1939 was hands down Hollywood's best year in its long history, and it was then that Gone With the Wind swept the Academy Awards amongst the stiffest of competition. One of the most famous films ever made, Gone With the Wind is a sweeping Civil War era romance about the strong-willed Scarlet O'Hara and her desperate struggle to gain -- then, later, hold on to -- what she wants. On the one hand, it's hard to sympathize with O'Hara. Frequently, she's a naive, spoiled kid who will stomp over anything and anybody to get her way. Yet in times of war, sometimes undesirable qualities become necessities, for when the Civil War begins in earnest, it's Scarlet O'Hara who's the survivor and the more socially adjusted who let the hard times get the better of them. The public doesn't think much of Scarlet O'Hara and her direct, unconventional ways, but is jealousy breeding in the hearts of her neighbors too?
This epic film is littered with these kinds of moral ambiguities and studies of social convention. When Rhett Butler, affirmed ladies' man, pays his affections to Scarlet O'Hara -- genuine affection -- and is used and shunned by her, who's right?
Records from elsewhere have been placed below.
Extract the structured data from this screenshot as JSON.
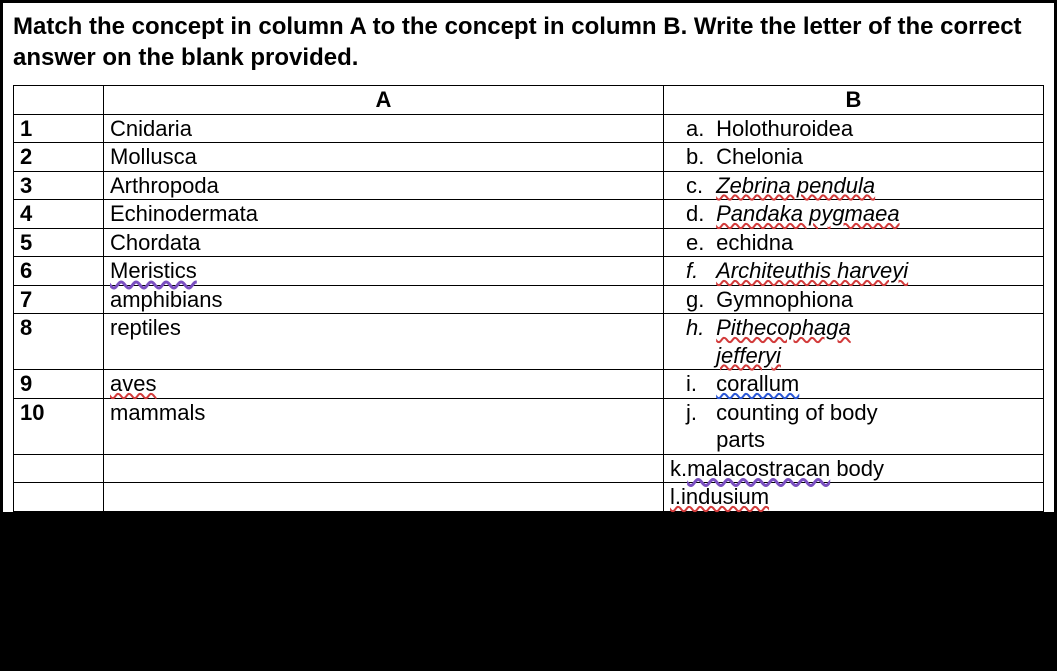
{
  "instructions": "Match the concept in column A to the concept in column B. Write the letter of the correct answer on the blank provided.",
  "headers": {
    "a": "A",
    "b": "B"
  },
  "rows": [
    {
      "num": "1",
      "a": "Cnidaria",
      "bLetter": "a.",
      "bText": "Holothuroidea"
    },
    {
      "num": "2",
      "a": "Mollusca",
      "bLetter": "b.",
      "bText": "Chelonia"
    },
    {
      "num": "3",
      "a": "Arthropoda",
      "bLetter": "c.",
      "bText": "Zebrina pendula"
    },
    {
      "num": "4",
      "a": "Echinodermata",
      "bLetter": "d.",
      "bText": "Pandaka pygmaea"
    },
    {
      "num": "5",
      "a": "Chordata",
      "bLetter": "e.",
      "bText": "echidna"
    },
    {
      "num": "6",
      "a": "Meristics",
      "bLetter": "f.",
      "bText": "Architeuthis harveyi"
    },
    {
      "num": "7",
      "a": "amphibians",
      "bLetter": "g.",
      "bText": "Gymnophiona"
    },
    {
      "num": "8",
      "a": "reptiles",
      "bLetter": "h.",
      "bText": "Pithecophaga",
      "bText2": "jefferyi"
    },
    {
      "num": "9",
      "a": "aves",
      "bLetter": "i.",
      "bText": "corallum"
    },
    {
      "num": "10",
      "a": "mammals",
      "bLetter": "j.",
      "bText": "counting of body",
      "bText2": "parts"
    },
    {
      "num": "",
      "a": "",
      "bLetter": "k.",
      "bText": "malacostracan",
      "bText3": " body"
    },
    {
      "num": "",
      "a": "",
      "bLetter": "l.",
      "bText": "indusium"
    }
  ]
}
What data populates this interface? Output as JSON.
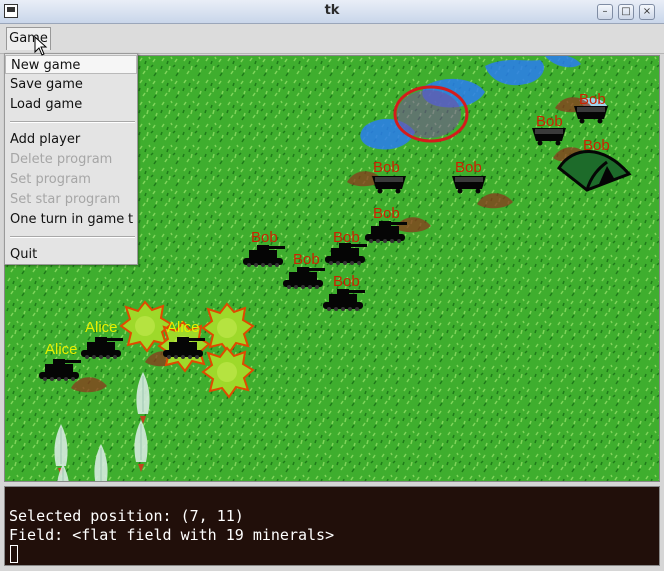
{
  "window": {
    "title": "tk"
  },
  "menubar": {
    "game_label": "Game"
  },
  "menu": {
    "items": [
      {
        "label": "New game",
        "enabled": true,
        "highlighted": true,
        "accel": ""
      },
      {
        "label": "Save game",
        "enabled": true,
        "highlighted": false,
        "accel": ""
      },
      {
        "label": "Load game",
        "enabled": true,
        "highlighted": false,
        "accel": ""
      },
      {
        "label": "Add player",
        "enabled": true,
        "highlighted": false,
        "accel": ""
      },
      {
        "label": "Delete program",
        "enabled": false,
        "highlighted": false,
        "accel": ""
      },
      {
        "label": "Set program",
        "enabled": false,
        "highlighted": false,
        "accel": ""
      },
      {
        "label": "Set star program",
        "enabled": false,
        "highlighted": false,
        "accel": ""
      },
      {
        "label": "One turn in game",
        "enabled": true,
        "highlighted": false,
        "accel": "t"
      },
      {
        "label": "Quit",
        "enabled": true,
        "highlighted": false,
        "accel": ""
      }
    ]
  },
  "map": {
    "players": [
      {
        "name": "Bob",
        "color": "#cc2200"
      },
      {
        "name": "Alice",
        "color": "#e8f000"
      }
    ],
    "labels": {
      "bob": "Bob",
      "alice": "Alice"
    },
    "colors": {
      "grass": "#3fae2e",
      "water": "#2a7cf0",
      "selection_ring": "#d41c1c",
      "explosion": "#9ed92a"
    }
  },
  "console": {
    "line1": "Selected position: (7, 11)",
    "line2": "Field: <flat field with 19 minerals>"
  }
}
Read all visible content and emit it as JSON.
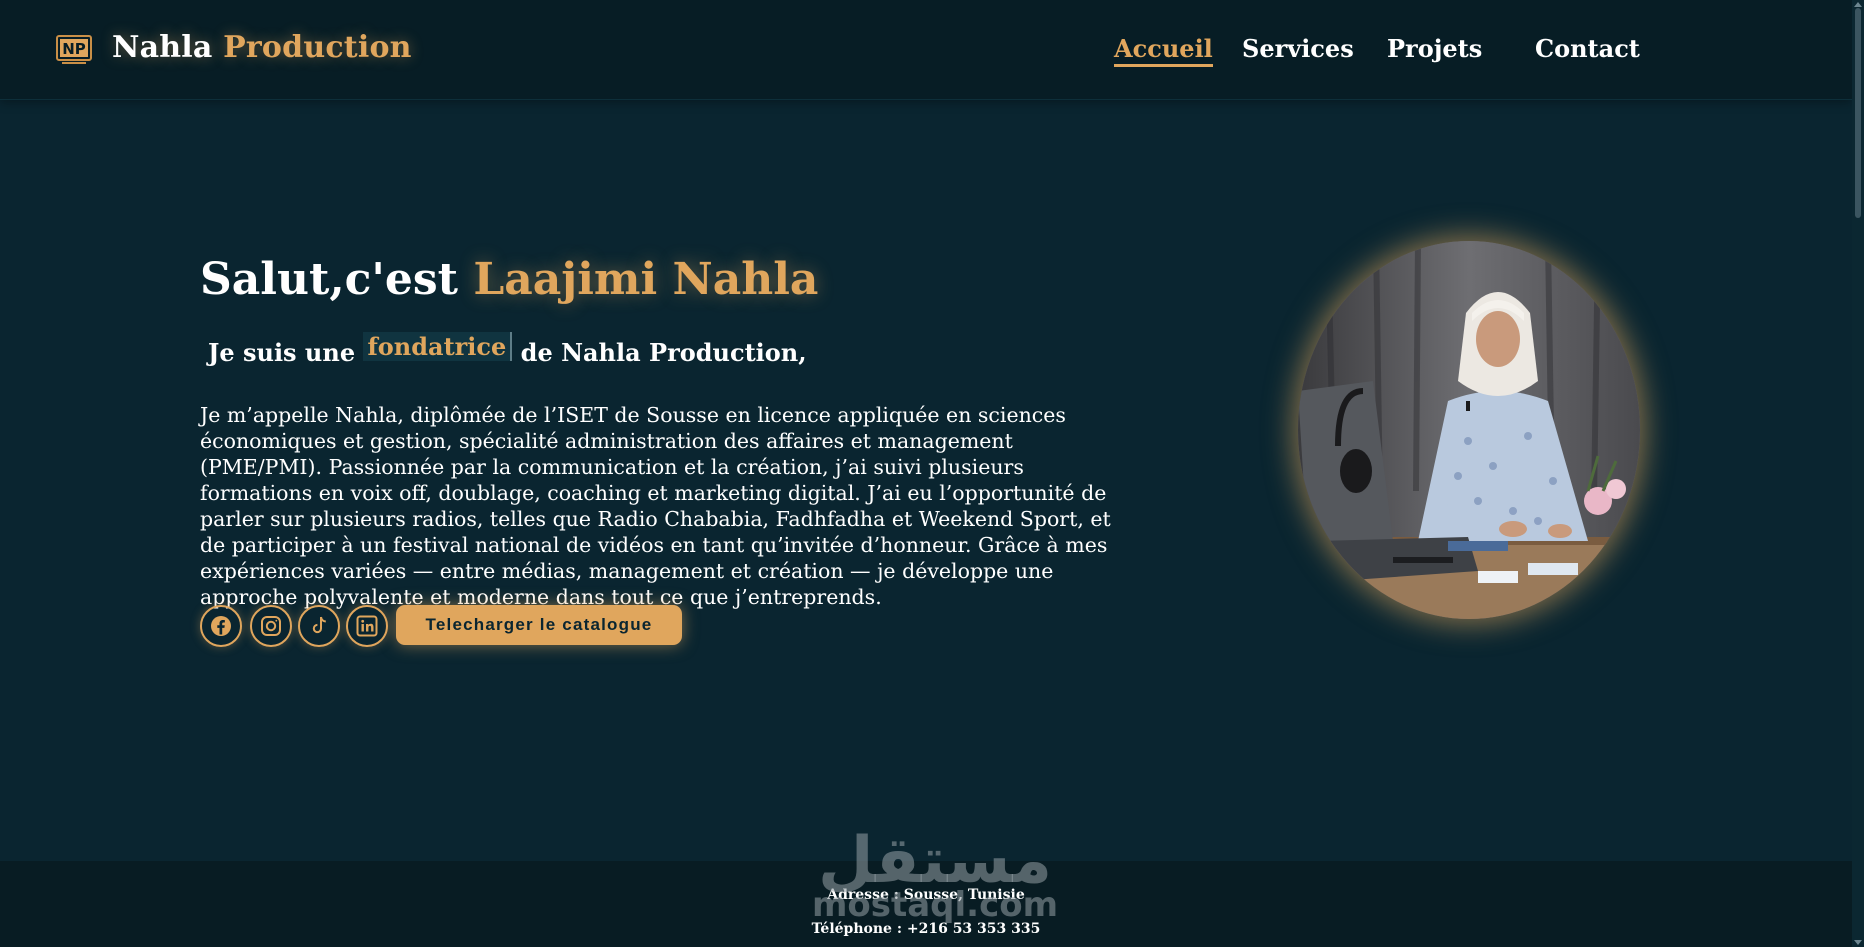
{
  "header": {
    "brand_first": "Nahla",
    "brand_second": "Production",
    "logo_text": "NP"
  },
  "nav": [
    {
      "label": "Accueil",
      "active": true
    },
    {
      "label": "Services",
      "active": false
    },
    {
      "label": "Projets",
      "active": false
    },
    {
      "label": "Contact",
      "active": false
    }
  ],
  "hero": {
    "greeting": "Salut,c'est",
    "name": "Laajimi Nahla",
    "sub_prefix": "Je suis une",
    "sub_role": "fondatrice",
    "sub_suffix": "de Nahla Production,",
    "bio": "Je m’appelle Nahla, diplômée de l’ISET de Sousse en licence appliquée en sciences économiques et gestion, spécialité administration des affaires et management (PME/PMI). Passionnée par la communication et la création, j’ai suivi plusieurs formations en voix off, doublage, coaching et marketing digital. J’ai eu l’opportunité de parler sur plusieurs radios, telles que Radio Chababia, Fadhfadha et Weekend Sport, et de participer à un festival national de vidéos en tant qu’invitée d’honneur. Grâce à mes expériences variées — entre médias, management et création — je développe une approche polyvalente et moderne dans tout ce que j’entreprends.",
    "catalog_button": "Telecharger le catalogue"
  },
  "socials": [
    {
      "icon": "facebook-icon"
    },
    {
      "icon": "instagram-icon"
    },
    {
      "icon": "tiktok-icon"
    },
    {
      "icon": "linkedin-icon"
    }
  ],
  "footer": {
    "address": "Adresse : Sousse, Tunisie",
    "phone": "Téléphone : +216 53 353 335"
  },
  "watermark": {
    "arabic": "مستقل",
    "latin": "mostaql.com"
  },
  "colors": {
    "background": "#0a2530",
    "header": "#071d25",
    "accent": "#e0a65d",
    "text": "#ffffff"
  }
}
Who's wrong? It's not often that a borderline womanizer is made the tragic hero, nor the woman who does him in the tragic heroine. The great virtue of Gone With the Wind is that it doesn't attempt to decide these things for the viewer, yet it also knows not to hold back in other areas. Wrongs are not glossed over any more than rights are. The characters in this film are just that, black and white and gray all bundled together, and to consider them at all means to consider their every aspect. The result is that Gone With the Wind comes off as one of the greatest cinematic tragic romances ever -- between characters in love, yet so hopelessly blind and incapable of change that their relationship is doomed from the start.